After the parties conducted some discovery, FM Global filed a motion for summary judgment, arguing that all of Plaintiff’s claims failed as a matter of law. In response, Plaintiff admitted that it was not a named insured in the policy, but claimed, among other things, that it is a named holder of the certificate of insurance and was entitled to the benefits.

Judge Ellison, of the U.S. District Court for the Southern District of Texas, sided with FM Global, granting summary judgment for all of Bender Square’s claims. Regarding Plaintiff’s certificate of insurance argument, the Court concluded that the certificate of insurance did not give Plaintiff any rights under the policy. Proving fatal to Plaintiff’s allegations, the certificate of insurance contained the following language: “THIS CERTIFICATE IS ISSUED AS A MATTER OF INFORMATION ONLY AND CONFERS NO RIGHTS UPON THE CERTIFICATE HOLDER OTHER THAN THOSE PROVIDED IN THE POLICY. THIS CERTIFICATE DOES NOT AMEND, EXTEND OR ALTER THE COVERAGE AFFORDED BY POLICIES DESCRIBED HEREIN.”
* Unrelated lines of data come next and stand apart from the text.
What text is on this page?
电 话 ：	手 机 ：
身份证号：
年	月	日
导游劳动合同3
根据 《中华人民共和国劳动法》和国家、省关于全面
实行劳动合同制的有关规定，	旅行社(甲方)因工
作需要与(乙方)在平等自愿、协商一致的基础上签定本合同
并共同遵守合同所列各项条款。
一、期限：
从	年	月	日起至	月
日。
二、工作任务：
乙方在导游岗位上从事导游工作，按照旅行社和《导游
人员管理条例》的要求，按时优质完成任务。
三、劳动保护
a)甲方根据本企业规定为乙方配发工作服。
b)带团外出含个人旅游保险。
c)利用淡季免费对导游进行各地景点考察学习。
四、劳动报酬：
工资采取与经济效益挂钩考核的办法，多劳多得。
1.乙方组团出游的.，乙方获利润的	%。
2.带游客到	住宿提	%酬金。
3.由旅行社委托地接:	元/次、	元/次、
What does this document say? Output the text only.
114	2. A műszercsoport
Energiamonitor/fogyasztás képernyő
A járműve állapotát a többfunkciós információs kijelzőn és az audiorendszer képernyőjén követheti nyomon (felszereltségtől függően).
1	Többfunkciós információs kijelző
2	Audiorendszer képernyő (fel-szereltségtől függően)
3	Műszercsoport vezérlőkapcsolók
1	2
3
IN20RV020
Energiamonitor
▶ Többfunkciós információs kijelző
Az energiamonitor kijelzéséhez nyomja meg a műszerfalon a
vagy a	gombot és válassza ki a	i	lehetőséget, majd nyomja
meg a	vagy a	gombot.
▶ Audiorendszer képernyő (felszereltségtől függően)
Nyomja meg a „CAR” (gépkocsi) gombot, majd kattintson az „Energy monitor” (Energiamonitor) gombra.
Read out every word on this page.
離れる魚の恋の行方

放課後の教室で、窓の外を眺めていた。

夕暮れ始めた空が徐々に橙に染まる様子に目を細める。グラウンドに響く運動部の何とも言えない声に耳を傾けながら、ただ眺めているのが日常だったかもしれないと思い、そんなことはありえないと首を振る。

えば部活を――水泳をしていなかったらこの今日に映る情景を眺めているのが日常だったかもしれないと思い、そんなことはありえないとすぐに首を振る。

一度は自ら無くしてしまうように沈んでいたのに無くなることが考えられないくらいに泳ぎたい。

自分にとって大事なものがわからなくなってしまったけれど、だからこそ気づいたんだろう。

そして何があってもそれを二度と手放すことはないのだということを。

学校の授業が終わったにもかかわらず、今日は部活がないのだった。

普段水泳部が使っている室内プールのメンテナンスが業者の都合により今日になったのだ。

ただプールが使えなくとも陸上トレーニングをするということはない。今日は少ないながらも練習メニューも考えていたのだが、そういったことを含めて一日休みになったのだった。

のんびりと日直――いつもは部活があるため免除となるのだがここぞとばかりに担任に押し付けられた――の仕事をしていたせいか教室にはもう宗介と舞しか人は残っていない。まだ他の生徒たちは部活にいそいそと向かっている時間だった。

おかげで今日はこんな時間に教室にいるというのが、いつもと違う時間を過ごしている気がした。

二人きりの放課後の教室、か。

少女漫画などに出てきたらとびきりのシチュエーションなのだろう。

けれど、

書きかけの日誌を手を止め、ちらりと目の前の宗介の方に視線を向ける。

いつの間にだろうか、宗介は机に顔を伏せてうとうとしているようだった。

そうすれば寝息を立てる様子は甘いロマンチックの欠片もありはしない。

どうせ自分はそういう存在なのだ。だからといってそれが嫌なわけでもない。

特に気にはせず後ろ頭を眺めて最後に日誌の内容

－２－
Judge Ellison noted that “[i]t is well-established under Texas law that when a certificate of insurance contains language stating that the certificate does not amend, extend, or alter the terms of any insurance policy mentioned in the certificate, the terms of the certificate are subordinate to the terms of the insurance policy.” Judge Ellison continued, “[t]hus, the certificate of insurance will not suffice to create insurance coverage if such coverage is precluded by the terms of the policy.”

If you would like to avoid the result in Bender Square result, I recommend you require your lessees to acquire insurance for the rental property, listing you as either a named insured or an additional insured. Most certificates of insurance contain language similar to the language found in Bender Square’s certificate, so a certificate of insurance alone will probably not be enough to protect you.